At the heart of this supremely dark novel is Judge Holden. An albino who stands at seven feet tall, weighs in at over 300 pounds, and has not one hair on his body, he has the look of “an enormous baby.” He is fluent in multiple languages, possesses a near-encyclopedic knowledge of every known subject, and is unsurpassed in his skills as a fiddle player and a dancer. His gun bears the name Et in Arcadia Ego, which translates to, “Even in Arcadia, there am I.” The “I” in question is death and the saying was a trope in the Renaissance, showing up everywhere from tombs to paintings, the indelible image being the rude intrusion of a skull on a pastoral scene.

Along with being a prolific murderer, Judge Holden is also a child killer and a sadist. By the novel’s end, it’s clear that he’s not human, having not aged in the span of 28 years. Most disturbingly, his supreme wickedness remains undefeated and indeed seems undefeatable. Blood Meridian ends with the perversely orchestrated murder of one of the judge’s former scalphunting gang members in an outhouse. Having dispatched his former colleague, Judge Holden proceeds to stomp out a raucous victory dance in a saloon: “He is dancing, dancing. He says that he will never die.” There is some ambiguity in the book’s final lines, since they appear to come from the silver-tongued judge himself, but all the evidence in the story is in his favor. 

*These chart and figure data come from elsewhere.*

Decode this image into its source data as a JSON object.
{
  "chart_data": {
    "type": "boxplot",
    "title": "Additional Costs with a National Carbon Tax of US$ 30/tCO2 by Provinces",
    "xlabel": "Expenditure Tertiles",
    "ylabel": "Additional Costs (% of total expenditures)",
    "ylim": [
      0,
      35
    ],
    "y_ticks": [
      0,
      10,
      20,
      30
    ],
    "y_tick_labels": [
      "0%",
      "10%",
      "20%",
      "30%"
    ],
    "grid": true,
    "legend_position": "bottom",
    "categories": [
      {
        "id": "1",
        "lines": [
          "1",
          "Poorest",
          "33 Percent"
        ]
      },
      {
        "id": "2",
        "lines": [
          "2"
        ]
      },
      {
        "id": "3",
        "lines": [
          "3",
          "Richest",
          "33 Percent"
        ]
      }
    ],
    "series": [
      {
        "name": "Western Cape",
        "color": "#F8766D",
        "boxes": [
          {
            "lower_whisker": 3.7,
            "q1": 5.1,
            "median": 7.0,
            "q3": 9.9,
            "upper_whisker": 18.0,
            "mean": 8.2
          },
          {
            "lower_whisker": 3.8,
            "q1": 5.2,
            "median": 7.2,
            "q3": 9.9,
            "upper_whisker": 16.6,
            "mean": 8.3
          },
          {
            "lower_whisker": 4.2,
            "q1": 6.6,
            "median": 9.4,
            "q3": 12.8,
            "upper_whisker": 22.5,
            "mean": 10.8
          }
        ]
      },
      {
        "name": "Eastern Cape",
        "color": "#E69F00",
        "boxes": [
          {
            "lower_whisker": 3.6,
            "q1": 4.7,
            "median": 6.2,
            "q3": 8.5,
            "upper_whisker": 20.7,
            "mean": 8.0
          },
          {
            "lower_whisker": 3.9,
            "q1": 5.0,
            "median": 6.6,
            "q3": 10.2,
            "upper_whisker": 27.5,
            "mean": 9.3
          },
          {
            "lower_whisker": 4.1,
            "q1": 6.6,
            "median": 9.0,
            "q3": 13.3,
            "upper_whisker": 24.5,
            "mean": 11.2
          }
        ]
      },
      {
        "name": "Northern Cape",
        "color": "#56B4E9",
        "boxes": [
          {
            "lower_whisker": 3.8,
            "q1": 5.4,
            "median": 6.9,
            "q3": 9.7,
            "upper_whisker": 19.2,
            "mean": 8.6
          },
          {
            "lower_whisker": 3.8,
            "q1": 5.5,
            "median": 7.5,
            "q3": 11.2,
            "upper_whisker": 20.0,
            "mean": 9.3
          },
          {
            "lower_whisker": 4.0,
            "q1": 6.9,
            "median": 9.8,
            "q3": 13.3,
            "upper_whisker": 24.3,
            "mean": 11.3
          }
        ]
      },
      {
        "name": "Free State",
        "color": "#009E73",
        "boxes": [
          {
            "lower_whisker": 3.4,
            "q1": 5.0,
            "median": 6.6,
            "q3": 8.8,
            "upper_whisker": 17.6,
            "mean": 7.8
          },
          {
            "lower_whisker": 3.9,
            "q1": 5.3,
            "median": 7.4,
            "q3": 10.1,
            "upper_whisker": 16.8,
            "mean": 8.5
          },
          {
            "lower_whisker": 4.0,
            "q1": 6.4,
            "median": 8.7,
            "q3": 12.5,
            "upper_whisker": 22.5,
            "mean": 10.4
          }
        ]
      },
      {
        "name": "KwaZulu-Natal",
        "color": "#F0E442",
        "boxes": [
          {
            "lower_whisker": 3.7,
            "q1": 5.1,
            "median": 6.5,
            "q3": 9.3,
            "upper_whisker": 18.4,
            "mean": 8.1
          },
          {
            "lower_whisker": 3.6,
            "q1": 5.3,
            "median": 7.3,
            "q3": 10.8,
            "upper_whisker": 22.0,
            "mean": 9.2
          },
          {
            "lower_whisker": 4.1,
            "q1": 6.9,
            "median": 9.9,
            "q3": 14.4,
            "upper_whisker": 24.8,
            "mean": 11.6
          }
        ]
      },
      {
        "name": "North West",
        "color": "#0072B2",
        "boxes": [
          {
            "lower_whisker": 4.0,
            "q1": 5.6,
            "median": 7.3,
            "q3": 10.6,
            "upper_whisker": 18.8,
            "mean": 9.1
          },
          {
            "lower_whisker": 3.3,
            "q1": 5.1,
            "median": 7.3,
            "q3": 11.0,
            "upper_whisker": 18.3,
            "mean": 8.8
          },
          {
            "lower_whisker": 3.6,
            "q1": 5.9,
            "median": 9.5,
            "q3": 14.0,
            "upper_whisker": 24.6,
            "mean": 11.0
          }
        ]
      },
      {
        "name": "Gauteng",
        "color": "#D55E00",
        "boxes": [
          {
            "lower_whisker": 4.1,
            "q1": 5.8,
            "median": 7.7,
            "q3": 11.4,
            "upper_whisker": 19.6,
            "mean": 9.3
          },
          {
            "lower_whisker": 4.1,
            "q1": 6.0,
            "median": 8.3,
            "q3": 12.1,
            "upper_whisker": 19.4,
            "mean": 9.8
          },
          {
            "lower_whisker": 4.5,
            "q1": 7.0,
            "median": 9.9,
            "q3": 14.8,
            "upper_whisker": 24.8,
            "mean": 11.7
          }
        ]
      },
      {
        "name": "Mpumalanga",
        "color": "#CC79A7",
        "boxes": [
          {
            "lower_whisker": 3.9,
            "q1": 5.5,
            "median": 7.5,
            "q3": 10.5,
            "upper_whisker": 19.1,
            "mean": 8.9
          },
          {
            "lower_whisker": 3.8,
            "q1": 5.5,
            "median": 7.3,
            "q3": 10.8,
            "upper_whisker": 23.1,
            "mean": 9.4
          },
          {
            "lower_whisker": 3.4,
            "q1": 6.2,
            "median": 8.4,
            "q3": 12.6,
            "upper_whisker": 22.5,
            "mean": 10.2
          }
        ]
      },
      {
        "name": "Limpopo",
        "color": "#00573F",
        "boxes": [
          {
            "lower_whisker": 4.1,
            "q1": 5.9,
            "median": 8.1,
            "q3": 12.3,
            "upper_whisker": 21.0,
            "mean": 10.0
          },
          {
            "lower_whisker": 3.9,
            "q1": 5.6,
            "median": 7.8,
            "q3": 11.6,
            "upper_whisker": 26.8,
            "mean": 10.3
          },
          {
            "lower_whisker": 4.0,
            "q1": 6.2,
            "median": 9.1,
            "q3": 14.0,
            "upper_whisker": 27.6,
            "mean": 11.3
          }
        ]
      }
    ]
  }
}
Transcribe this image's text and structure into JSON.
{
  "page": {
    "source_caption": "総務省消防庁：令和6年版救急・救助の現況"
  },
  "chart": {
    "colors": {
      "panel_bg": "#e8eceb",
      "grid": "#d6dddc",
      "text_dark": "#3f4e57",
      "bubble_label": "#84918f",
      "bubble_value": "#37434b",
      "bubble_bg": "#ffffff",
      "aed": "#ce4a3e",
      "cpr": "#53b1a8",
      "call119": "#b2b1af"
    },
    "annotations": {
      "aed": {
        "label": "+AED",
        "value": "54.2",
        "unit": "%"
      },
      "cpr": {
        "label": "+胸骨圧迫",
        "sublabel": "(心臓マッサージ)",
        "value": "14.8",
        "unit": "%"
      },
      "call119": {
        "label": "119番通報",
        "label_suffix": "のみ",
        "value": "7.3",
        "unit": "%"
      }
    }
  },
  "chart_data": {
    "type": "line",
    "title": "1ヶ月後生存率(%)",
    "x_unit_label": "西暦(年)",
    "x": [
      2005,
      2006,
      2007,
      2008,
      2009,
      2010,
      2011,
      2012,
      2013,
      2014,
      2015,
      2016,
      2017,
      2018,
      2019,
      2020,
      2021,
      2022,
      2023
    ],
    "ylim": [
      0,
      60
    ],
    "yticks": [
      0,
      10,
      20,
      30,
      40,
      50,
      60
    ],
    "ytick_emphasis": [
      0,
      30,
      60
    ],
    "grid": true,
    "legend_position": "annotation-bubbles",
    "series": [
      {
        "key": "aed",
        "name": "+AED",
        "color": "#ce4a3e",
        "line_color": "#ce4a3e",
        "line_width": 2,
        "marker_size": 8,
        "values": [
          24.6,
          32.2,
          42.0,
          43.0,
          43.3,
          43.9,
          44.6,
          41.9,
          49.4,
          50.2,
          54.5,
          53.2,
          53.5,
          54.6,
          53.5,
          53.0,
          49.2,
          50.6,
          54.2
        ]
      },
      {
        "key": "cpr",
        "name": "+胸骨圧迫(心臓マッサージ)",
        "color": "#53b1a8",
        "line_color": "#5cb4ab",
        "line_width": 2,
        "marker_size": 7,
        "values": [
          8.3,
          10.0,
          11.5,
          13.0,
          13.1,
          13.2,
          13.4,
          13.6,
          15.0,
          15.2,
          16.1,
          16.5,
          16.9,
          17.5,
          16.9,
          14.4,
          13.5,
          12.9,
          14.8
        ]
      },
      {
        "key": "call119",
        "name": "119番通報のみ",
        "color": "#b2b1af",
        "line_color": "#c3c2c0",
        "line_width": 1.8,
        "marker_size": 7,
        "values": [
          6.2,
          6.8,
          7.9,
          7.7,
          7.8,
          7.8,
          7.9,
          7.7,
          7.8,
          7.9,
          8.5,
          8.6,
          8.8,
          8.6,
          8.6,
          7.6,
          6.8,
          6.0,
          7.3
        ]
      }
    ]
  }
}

A prodigy of unrivaled power and malice, what exactly is Judge Holden? It may be tempting to identify him with Satan, but his power clearly exceeds that of the devil. In Christianity, goodness is primary and the heart of reality is Father, Son, and Holy Spirit. Humanity occupies a place “a little lower than the angels” in God’s good world, and the enmity between God and Satan involves no competition worthy of the name.

Goodness is not primary in Judge Holden’s world, however. In Blood Meridian, McCarthy’s ragged band of pilgrims make their way across the wastes of the planet Anareta—a land of carnage in the grip of the malefics. McCarthy opens the novel with the birth of his protagonist, the kid, on the day of a famous meteor shower of 1833: “Night of your birth. Thirty-three. The Leonids they were called. God how the stars did fall.” As the novel progresses, it’s clear that this event plays a definitive role in the kid’s fate. The occult elements in Blood Meridian are not mere set pieces or atmospheric touches; they are central to the story. 

How do we make sense of the judge and the hostile world he’s determined to dominate? One of the more incisive treatments of McCarthy’s book comes from critic Leo Daugherty, who argued that Blood Meridian is in fact a gnostic vision, and that Judge Holden, for all his faustian deportment, is not a satanic figure, but is instead an archon—a fallen deity (aeon) seeking to rule the lower realm. 

Blood Meridian thus offers up a dualistic picture of reality wherein good and evil are at best coeval. 

Daughtery puts it well: “So, whereas most thoughtful people have looked at the world they lived in and asked, How did evil get into it?, the Gnostics looked at the world and asked, How did good get into it?” Darkness has the upper hand on Anareta-Earth in Blood Meridian, and the judge is making substantial progress toward being its ignominious ruler. Precious little light gets into McCarthy’s story. 

Whatever McCarthy’s own convictions, the gnosticism on display in his story represents a near perfect aesthetic match for the unbridled hostility of its world. In this sense, the apparent triumph of evil at the end honors the integrity of the narrative. 

How do Christians respond to a masterpiece so profoundly at odds with the Gospel? May I suggest that we begin by refusing to indulge the cultural omnivorousness so characteristic of our moment? Blood Meridian can’t be baptized; it cannot be Christianized. Does it have profound insights for those of us who follow Christ? Yes, but only if we have the honesty to recognize it as an exquisite outsider. We do a true pagan no honor by attempting to dress them in Christian garb, and in the end the only ones who are fooled by such an endeavor are us.